O Cinema Novo foi um movimento cinematográfico brasileiro que floresceu entre o final dos anos 1950 e o início dos anos 1970. Inspirado pelo neorrealismo italiano e pela Nouvelle Vague francesa, o movimento buscou criar uma linguagem cinematográfica genuinamente brasileira, comprometida com a realidade social do país.
Seu lema mais famoso, cunhado por Glauber Rocha, resume perfeitamente sua filosofia: "Uma câmera na mão e uma ideia na cabeça."
Contexto Histórico
O movimento surgiu em um Brasil em plena transformação. O governo de Juscelino Kubitschek prometia "50 anos em 5", a construção de Brasília simbolizava a modernidade, mas as desigualdades sociais permaneciam profundas — especialmente no Nordeste. O Cinema Novo nasceu como resposta estética e política a essa contradição.

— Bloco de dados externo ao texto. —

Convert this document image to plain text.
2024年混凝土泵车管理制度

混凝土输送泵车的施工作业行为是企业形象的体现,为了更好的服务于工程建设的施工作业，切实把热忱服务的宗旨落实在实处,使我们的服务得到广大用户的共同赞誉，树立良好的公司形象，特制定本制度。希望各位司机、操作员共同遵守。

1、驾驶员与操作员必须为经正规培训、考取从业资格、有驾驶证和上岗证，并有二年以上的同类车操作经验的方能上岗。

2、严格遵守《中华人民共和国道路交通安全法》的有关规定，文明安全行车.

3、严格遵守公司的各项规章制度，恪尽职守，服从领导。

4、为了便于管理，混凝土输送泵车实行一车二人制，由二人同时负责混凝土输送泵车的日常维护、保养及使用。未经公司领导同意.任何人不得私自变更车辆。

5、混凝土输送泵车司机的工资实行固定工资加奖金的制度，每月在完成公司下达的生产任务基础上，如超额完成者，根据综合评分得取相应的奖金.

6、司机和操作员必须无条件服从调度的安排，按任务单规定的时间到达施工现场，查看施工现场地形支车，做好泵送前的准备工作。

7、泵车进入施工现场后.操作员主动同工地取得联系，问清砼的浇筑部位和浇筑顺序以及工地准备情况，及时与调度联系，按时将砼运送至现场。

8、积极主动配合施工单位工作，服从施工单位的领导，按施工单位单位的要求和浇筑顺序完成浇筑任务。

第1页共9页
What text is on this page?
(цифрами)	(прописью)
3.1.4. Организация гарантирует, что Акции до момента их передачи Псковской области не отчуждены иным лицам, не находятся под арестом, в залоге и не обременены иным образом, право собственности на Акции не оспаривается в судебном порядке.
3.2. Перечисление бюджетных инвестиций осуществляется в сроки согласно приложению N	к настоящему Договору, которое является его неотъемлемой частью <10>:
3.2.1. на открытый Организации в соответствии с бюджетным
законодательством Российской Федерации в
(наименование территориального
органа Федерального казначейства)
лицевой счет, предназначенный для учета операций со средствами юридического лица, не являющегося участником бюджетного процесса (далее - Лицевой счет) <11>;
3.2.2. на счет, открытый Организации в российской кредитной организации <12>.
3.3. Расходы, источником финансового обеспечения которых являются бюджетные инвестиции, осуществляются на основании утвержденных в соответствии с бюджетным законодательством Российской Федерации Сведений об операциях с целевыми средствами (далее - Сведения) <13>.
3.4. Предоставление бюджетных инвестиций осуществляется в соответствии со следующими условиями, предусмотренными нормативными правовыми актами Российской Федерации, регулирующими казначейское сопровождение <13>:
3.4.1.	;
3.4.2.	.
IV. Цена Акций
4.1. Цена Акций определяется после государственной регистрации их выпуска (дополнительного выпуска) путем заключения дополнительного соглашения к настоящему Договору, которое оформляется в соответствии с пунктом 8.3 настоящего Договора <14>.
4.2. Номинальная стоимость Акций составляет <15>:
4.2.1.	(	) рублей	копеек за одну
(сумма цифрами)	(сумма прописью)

Principais Diretores e Obras
| Diretor | Obra Marcante | Ano |
|---|---|---|
| Glauber Rocha | Deus e o Diabo na Terra do Sol | 1964 |
| Nelson Pereira dos Santos | Vidas Secas | 1963 |
| Ruy Guerra | Os Cafajestes | 1962 |
| Cacá Diegues | Ganga Zumba | 1964 |
| Leon Hirszman | Garota de Ipanema | 1967 |
Características Estéticas
O Cinema Novo se distinguia por escolhas formais que refletiam sua postura ideológica:
- Filmagens em locação: As ruas, o sertão e as favelas substituíam os estúdios.
- Atores não profissionais: O povo brasileiro como protagonista de sua própria história.
- Orçamentos reduzidos: A precariedade técnica era transformada em estética.
- Temas políticos e sociais: Fome, exploração, religiosidade popular e resistência.
- Câmera expressiva: Movimentos de câmera carregados de intenção dramática.
Glauber Rocha: O Profeta do Cinema Novo
Figura central do movimento, Glauber Rocha foi também seu mais articulado teórico. Em seu manifesto "Estética da Fome" (1965), ele argumentava que a violência e a miséria não eram defeitos a esconder, mas a matéria-prima de uma estética revolucionária autenticamente latino-americana.
O Fim do Movimento e Seu Legado
Com o endurecimento da ditadura militar após o AI-5 em 1968, muitos cineastas foram exilados ou censurados. O Cinema Novo enquanto movimento organizado entrou em colapso, mas seu legado foi imenso. Ele estabeleceu as bases para toda a produção cinematográfica crítica no Brasil e influência diretores como Fernando Meirelles, Walter Salles e Kleber Mendonça Filho até hoje.
Estudar o Cinema Novo é entender não apenas a história do cinema brasileiro, mas a própria história cultural e política do Brasil moderno.